Com informações da Agência Brasil
Os constantes, históricos e até abusivos aumentos da gasolina têm promovido mudanças positivas para o transporte público coletivo brasileiro. Pelo menos em Curitiba, a capital paranaense que também é a capital mundial do BRT - o sistema Bus Rapid Transit.
Estudo da Pontifícia Universidade Católica do Paraná (PUC-PR) e da Universidade Federal do Paraná (UFPR) comprovaram que, pelo menos por lá, muitas pessoas deixaram de se deslocar de carro e recorreram ao transporte público.

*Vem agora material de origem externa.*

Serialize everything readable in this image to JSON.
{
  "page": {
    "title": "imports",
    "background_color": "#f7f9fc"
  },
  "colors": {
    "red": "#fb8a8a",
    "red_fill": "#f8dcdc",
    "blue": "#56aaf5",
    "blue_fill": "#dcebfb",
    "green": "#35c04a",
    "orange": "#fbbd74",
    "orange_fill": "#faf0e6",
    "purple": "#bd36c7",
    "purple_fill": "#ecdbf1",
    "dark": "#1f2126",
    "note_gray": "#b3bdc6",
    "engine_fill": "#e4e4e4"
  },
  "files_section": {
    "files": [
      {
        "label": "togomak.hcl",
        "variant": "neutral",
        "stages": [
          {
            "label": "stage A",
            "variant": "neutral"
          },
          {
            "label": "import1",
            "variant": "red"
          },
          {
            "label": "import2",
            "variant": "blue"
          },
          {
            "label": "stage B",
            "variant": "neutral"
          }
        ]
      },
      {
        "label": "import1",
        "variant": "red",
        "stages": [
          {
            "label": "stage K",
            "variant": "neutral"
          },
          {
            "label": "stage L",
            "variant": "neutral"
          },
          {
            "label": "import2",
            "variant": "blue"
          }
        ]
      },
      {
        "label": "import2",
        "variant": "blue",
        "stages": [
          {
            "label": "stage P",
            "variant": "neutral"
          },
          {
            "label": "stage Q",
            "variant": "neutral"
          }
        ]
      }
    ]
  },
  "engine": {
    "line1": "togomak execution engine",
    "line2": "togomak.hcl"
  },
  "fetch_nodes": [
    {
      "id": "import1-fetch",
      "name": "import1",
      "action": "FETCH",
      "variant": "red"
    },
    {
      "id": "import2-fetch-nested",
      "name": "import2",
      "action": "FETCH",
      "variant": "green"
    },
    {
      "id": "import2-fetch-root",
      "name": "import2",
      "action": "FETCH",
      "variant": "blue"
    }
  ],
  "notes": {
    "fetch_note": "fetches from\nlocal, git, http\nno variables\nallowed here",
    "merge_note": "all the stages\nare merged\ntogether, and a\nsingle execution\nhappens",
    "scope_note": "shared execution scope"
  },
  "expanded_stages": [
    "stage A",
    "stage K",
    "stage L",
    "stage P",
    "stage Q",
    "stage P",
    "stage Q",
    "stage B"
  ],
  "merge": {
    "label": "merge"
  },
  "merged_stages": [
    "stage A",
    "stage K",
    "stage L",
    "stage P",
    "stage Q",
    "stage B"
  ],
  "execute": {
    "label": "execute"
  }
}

Segundo os cálculos dos pesquisadores, o sistema de BRT curitibano teve um aumento de 5 mil passageiros mensais cada vez que o litro da gasolina subiu R$ 0,10. A relação direta entre o aumento do combustível e a demanda de usuários dos ônibus foi publicada na revista Sustainability, referência internacional em pesquisas interdisciplinares sobre sustentabilidade ambiental, cultural, econômica e social.
O estudo reuniu informações relativas a um intervalo de dez anos. Dois modelos matemáticos foram criados e aplicados para analisar as variações no preço dos combustíveis, nas tarifas do transporte público, no número de passageiros e no volume de veículos nas ruas entre janeiro de 2010 e dezembro de 2019.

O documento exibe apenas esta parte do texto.